Sunday, May 26, 2002

SAN DIEGO -- This city's checkered relationship with pro sports is getting tested again.

San Diego has lost two NBA franchises, almost said goodbye to big league baseball and had a lucrative Super Bowl and a new downtown ballpark threatened by lawsuits.

Now the Chargers, Southern California's only NFL team, say they need a new stadium to keep up financially with other franchises. If they don't get one here, they might get one in Los Angeles, where they played the 1960 season before moving south.

If the Chargers leave, so does San Diego's chance of getting future Super Bowls and the millions of dollars they bring in.

The Super Bowl returns in January for the third time, but it certainly will be the last in the current stadium. Brilliant sunshine in late January only goes so far; the NFL says 35-year-old Qualcomm Stadium has fallen below league standards for Super Bowls.

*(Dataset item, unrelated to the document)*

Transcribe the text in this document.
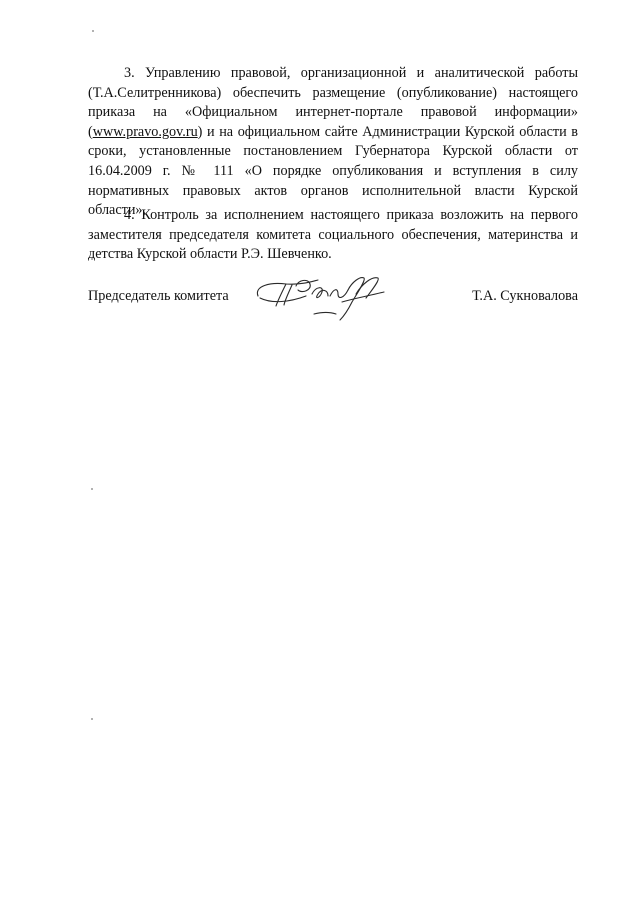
3. Управлению правовой, организационной и аналитической работы (Т.А.Селитренникова) обеспечить размещение (опубликование) настоящего приказа на «Официальном интернет-портале правовой информации» (www.pravo.gov.ru) и на официальном сайте Администрации Курской области в сроки, установленные постановлением Губернатора Курской области от 16.04.2009 г. № 111 «О порядке опубликования и вступления в силу нормативных правовых актов органов исполнительной власти Курской области».
4. Контроль за исполнением настоящего приказа возложить на первого заместителя председателя комитета социального обеспечения, материнства и детства Курской области Р.Э. Шевченко.
Председатель комитета	Т.А. Сукновалова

There are 2,500 partial-view seats the league won't sell and the locker rooms have been called the worst in the NFL.

So what's a city to do?

Locals don't seem to be in a mood to further subsidize Chargers owner Alex Spanos, who's worth almost $1 billion. And it was just five years ago that Qualcomm was expanded at a cost of $78 million -- with all but $18 million of that publicly financed -- ostensibly to keep the team here through 2020 and attract future Super Bowls.

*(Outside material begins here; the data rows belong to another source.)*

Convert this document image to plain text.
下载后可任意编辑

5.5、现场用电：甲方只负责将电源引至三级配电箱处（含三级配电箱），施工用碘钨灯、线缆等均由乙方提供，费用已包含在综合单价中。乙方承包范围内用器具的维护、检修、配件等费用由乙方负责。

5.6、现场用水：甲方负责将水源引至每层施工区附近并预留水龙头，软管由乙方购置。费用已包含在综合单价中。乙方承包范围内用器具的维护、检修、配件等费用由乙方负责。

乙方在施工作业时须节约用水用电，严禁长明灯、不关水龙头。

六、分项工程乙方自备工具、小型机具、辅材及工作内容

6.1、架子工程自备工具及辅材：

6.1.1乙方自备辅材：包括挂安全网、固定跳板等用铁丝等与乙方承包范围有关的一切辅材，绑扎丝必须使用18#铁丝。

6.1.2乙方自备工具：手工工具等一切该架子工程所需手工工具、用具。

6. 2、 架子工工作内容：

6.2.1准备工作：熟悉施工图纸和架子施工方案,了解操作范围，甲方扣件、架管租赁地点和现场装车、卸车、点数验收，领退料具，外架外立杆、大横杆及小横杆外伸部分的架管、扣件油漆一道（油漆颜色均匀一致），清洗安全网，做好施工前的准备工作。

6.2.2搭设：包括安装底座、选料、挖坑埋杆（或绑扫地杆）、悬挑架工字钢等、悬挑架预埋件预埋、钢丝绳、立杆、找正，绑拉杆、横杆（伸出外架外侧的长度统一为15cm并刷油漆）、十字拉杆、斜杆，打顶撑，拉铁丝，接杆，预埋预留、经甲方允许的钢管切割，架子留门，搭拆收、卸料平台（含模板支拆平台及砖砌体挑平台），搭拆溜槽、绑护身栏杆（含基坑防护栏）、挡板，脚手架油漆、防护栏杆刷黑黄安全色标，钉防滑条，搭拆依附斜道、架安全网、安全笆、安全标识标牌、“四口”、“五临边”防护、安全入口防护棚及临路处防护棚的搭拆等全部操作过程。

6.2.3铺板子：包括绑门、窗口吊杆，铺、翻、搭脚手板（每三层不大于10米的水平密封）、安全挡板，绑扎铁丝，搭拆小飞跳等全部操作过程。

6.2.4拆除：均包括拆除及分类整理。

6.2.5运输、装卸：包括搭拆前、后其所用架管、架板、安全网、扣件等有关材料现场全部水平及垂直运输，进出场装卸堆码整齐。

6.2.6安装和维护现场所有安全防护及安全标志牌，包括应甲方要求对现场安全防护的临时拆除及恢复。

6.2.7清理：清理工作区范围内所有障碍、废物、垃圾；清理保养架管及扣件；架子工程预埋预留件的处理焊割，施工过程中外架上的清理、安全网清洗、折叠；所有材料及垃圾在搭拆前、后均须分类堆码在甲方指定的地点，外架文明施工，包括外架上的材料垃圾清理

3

The Spanos family -- son Dean runs the team as president -- says its first choice is to stay in San Diego, if it gets an acceptable deal.

Team has fallen behind

The Chargers say they've fallen behind because teams that have gotten new stadiums make more money from luxury boxes, other premium seating, naming rights and advertising.

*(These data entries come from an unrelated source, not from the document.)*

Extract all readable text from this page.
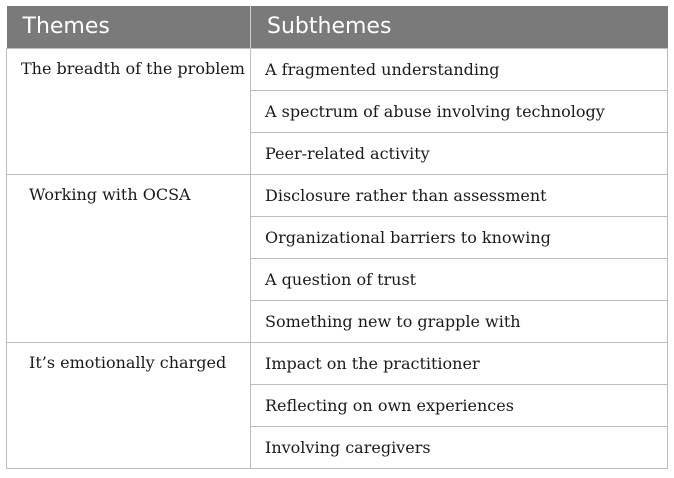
Themes	Subthemes
The breadth of the problem	A fragmented understanding
	A spectrum of abuse involving technology
	Peer-related activity
Working with OCSA	Disclosure rather than assessment
	Organizational barriers to knowing
	A question of trust
	Something new to grapple with
It’s emotionally charged	Impact on the practitioner
	Reflecting on own experiences
	Involving caregivers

Civic and political leaders knew they'd have to address the Chargers' future, but not this soon.

"We were thinking this would be a nice, quiet summer focused on the Super Bowl and the Padres," said Ron Fowler, chairman of the San Diego Super Bowl Host Committee. "L.A. issues have accelerated that."

A group led by Denver billionaire Philip Anschutz wants to build a new stadium in downtown Los Angeles to lure an NFL team back to the nation's second-largest TV market. Los Angeles been without the NFL since the Raiders and Rams left before the 1995 season.

The Chargers are prime candidates because of an "out" clause in their lease that allows them to shop for a deal with other cities and leave after the 2003 season, if certain conditions are met.

The Chargers announced May 9 that they'll move training camp in 2003 from San Diego to a complex being built by Anschutz in the Los Angeles suburb of Carson.

Fowler fears losing the Chargers would mark San Diego as a place where things don't get done. And if the city ever decided it wanted another NFL team, it would cost millions to get one.

"It can be a negative, and I don't think we need that if we want to be a world-class community, and I think we are," Fowler said.